Литмир - Электронная Библиотека
Содержание  
A
A

И он неожиданно начал читать на память:

— «Есть и в моем страдальческом застое часы и дни ужаснее других… Их тяжкий гнет, их бремя роковое не выскажет, не выдержит мой стих…» Это Тютчев. Это я понимаю… — с тоской сказал он.

И он прочитал стихотворение до конца. Читал он хорошо, с чувством.

— Хотите еще? — спросил он. Я в растерянности кивнул. Гений прочитал Пушкина, Блока, кого-то еще. Мне стало грустно, нахлынули разные мысли. Я решил остановить Гения. Все-таки у нас урок математики, а не вечер поэзии.

— А почему вы не выбрали что-нибудь погуманитарнее механико-машиностроительного факультета? — спросил я.

— Папу там все знают. Они у него учились… Он считает, что стихи — это не занятие для человека.

— Что же мы будем делать?

— Нам главное — решить упражнения. К сессии я теорию выучу, — сказал Гений.

— Решения объяснять? — спросил я.

Гений страдальчески взглянул на меня.

— Я вам лучше стихи буду читать, — попросил он.

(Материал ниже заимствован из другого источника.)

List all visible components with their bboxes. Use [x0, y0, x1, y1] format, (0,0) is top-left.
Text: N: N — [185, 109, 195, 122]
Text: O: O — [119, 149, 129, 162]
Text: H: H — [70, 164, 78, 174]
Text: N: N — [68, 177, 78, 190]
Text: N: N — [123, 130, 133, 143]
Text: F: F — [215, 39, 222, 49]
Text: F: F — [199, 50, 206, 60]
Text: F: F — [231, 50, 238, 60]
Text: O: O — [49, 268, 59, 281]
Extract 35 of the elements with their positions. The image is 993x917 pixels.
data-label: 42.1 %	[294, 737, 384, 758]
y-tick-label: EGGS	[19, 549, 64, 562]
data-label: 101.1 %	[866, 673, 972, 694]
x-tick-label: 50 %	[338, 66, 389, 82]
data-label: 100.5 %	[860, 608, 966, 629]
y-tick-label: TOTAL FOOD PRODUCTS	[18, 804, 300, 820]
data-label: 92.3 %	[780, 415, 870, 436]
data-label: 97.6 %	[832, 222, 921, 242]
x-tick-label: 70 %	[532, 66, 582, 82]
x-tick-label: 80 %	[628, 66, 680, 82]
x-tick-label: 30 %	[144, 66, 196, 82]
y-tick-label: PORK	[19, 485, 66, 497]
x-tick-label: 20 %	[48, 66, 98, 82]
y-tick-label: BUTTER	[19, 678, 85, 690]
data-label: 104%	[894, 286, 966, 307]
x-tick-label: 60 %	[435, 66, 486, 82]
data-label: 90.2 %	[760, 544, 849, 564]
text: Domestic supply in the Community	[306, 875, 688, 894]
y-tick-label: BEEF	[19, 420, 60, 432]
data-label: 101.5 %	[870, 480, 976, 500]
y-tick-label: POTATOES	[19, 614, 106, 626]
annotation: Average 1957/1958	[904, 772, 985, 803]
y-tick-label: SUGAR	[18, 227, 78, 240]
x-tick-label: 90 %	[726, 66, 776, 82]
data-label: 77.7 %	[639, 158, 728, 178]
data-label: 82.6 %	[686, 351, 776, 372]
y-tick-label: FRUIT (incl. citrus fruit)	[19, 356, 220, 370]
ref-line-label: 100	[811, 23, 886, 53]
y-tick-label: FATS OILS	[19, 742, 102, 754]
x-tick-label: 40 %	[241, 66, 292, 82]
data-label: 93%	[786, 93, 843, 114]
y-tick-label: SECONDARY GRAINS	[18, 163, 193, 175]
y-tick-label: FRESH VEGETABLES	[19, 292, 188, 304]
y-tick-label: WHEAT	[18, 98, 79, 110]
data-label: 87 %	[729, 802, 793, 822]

И я принялся за работу. Я передвинул к себе задачник Бермана и принялся щелкать интегралы. Я работал профессионально, с чувством некоторой гордости. Гений никуда не отходил, он смотрел в тетрадку и шептал стихи:

— «Не растравляй моей души воспоминанием былого; уж я привык грустить в тиши, не знаю чувства я другого. Во цвете самых пылких лет все испытать душа успела, и на челе печали след судьбы рука запечатлела…» Баратынский, — комментировал он. — Поэт первой половины прошлого века.

Надо сказать, у Гения был безукоризненный поэтический вкус. Таким образом, мы повышали уровень друг друга. Я рос гуманитарно, а Гений математически. Хотя правильнее будет сказать, что каждый из нас безуспешно пытался приобщить другого к недоступной ему красоте.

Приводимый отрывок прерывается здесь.